Psychiatric disorders associated with anxiety and autonomic arousal, such as trauma-based disorders and anxiety disorders, are well known to be associated with a variety of sleep complaints, most commonly insomnia and nightmares. A review of trauma-based disorders such as posttraumatic stress disorder and anxiety disorders, including generalized anxiety disorder, panic disorder, and specific and social phobia are provided, along with typical subjective and objective sleep profiles. In this article, the author discusses the bidirectional relationship between anxiety symptoms and sleep and highlights studies examining the role of sleep disturbances in the development and exacerbation of such disorders, particularly posttraumatic stress disorder.

Key points

• Insomnia and nightmares are hallmarks of posttraumatic stress disorder, and sleep disturbances are associated with the severity of symptoms and the likelihood of symptom remission at follow-up. By contrast, sleep problems are less common in social and specific phobias.

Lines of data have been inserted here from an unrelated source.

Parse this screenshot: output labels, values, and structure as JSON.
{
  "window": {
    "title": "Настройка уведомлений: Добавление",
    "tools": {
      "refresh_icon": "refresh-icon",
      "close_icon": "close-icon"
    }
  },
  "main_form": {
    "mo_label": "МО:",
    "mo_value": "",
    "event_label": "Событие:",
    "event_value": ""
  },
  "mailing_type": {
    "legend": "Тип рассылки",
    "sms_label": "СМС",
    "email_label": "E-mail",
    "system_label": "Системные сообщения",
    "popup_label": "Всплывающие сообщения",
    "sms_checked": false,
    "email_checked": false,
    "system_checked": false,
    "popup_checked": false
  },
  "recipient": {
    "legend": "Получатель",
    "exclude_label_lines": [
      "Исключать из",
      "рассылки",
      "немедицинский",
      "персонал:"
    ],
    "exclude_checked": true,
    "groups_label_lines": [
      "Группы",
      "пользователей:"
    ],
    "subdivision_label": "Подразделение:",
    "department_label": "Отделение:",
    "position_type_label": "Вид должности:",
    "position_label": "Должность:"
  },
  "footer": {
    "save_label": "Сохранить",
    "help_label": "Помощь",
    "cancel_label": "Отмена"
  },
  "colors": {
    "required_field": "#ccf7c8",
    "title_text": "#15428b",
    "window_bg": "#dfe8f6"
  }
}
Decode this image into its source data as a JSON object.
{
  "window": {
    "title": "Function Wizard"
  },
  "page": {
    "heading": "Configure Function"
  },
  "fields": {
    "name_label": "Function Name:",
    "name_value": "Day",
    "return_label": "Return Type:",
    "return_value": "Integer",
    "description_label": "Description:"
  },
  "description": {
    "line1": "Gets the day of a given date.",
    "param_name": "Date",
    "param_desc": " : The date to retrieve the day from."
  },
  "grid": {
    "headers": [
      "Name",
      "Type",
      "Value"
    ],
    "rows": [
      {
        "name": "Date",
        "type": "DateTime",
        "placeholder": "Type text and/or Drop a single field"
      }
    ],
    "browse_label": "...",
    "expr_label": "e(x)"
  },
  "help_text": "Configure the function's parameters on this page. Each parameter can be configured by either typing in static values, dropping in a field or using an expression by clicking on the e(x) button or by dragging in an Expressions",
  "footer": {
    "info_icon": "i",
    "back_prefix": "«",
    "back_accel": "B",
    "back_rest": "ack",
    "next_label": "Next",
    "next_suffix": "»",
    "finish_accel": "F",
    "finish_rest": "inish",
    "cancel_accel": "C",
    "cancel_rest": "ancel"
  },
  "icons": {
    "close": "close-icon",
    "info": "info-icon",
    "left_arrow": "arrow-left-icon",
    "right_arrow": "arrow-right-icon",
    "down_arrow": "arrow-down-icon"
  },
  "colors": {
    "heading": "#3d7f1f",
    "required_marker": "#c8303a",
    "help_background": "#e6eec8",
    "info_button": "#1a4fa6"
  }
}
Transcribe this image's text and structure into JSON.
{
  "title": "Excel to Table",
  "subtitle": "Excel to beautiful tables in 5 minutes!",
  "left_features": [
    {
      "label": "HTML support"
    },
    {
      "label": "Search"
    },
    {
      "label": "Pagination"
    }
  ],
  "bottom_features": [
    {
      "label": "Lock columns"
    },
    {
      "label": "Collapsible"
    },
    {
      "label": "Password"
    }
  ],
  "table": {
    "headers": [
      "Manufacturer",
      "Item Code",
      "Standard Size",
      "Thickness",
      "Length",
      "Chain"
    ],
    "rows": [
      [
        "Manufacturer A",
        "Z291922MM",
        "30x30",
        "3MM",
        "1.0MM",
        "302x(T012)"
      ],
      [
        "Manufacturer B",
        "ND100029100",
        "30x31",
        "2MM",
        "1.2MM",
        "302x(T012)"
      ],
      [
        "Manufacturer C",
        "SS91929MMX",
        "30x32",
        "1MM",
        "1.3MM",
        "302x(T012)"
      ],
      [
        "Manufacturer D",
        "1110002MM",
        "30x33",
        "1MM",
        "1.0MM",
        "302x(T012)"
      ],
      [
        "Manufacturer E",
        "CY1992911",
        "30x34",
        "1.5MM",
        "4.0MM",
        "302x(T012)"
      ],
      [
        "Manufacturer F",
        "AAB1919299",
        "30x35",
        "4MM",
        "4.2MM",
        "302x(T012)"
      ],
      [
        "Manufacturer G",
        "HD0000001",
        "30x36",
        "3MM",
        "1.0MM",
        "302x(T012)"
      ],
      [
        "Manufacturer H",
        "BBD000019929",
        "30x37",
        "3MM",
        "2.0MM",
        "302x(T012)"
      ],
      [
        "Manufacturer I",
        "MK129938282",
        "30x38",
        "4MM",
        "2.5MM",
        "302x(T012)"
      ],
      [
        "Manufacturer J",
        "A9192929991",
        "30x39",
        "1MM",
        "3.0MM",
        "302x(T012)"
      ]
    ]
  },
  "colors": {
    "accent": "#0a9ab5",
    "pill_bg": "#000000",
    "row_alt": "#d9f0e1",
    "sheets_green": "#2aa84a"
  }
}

• The management of insomnia in the context of mental disorders rests in large part on successful treatment of the primary condition, particularly in the case of generalized anxiety disorder. Residual sleep problems following treatment are common in posttraumatic stress disorder and panic disorder and will often warrant independent treatment. Sleep-focused therapies only minimally improve anxiety symptoms in patients with and without accompanying anxiety disorders.

• Coadministration of anxiety- and sleep-focused pharmacotherapies in patients with both anxiety and sleep disturbances may yield greater resolution of anxiety symptoms than monotherapy for anxiety disorders.

• Nonmedication approaches targeting nightmares in patients with posttraumatic stress disorder have demonstrated benefit in uncontrolled trials but require more rigorous controlled evaluations in different patient populations.

Historical note and terminology

The first attempt at a systematic descriptive approach to anxiety and trauma was provided by Freud, who described a distinct syndrome "anxiety neurosis" (22). Further attempts at systematic classification of anxiety disorders occurred with the first edition of the Diagnostic and Statistical Manual of Mental Disorders in 1952, followed by a second edition in 1968 that was based on "the best clinical judgment and experience" of a committee and consultants, often utilizing unproved mechanisms in their classification schemes. A move toward a more descriptive classification "validated primarily by follow-up and family studies" was introduced in an article titled “Diagnostic Criteria for Use in Psychiatric Research” (21). This work formed the basis for the development of the third and fourth editions of the Diagnostic and Statistical Manual of Mental Disorders (DSM) (65). Anxiety disorders were defined broadly and included posttraumatic stress disorder along with obsessive-compulsive disorder, as well as “insomnia second to anxiety disorder.”

In the 2013 fifth edition of the Diagnostic and Statistical Manual of Mental Disorders, trauma-based disorders and obsessive-compulsive disorders were removed from anxiety disorders and given their own designation, reflecting differences in phenotype as well as etiology, despite common subjective complaints of “anxiety” (02). The condition “insomnia secondary to anxiety disorder” was replaced with “insomnia disorder,” which can specify if occurring with a comorbid psychiatric disorder.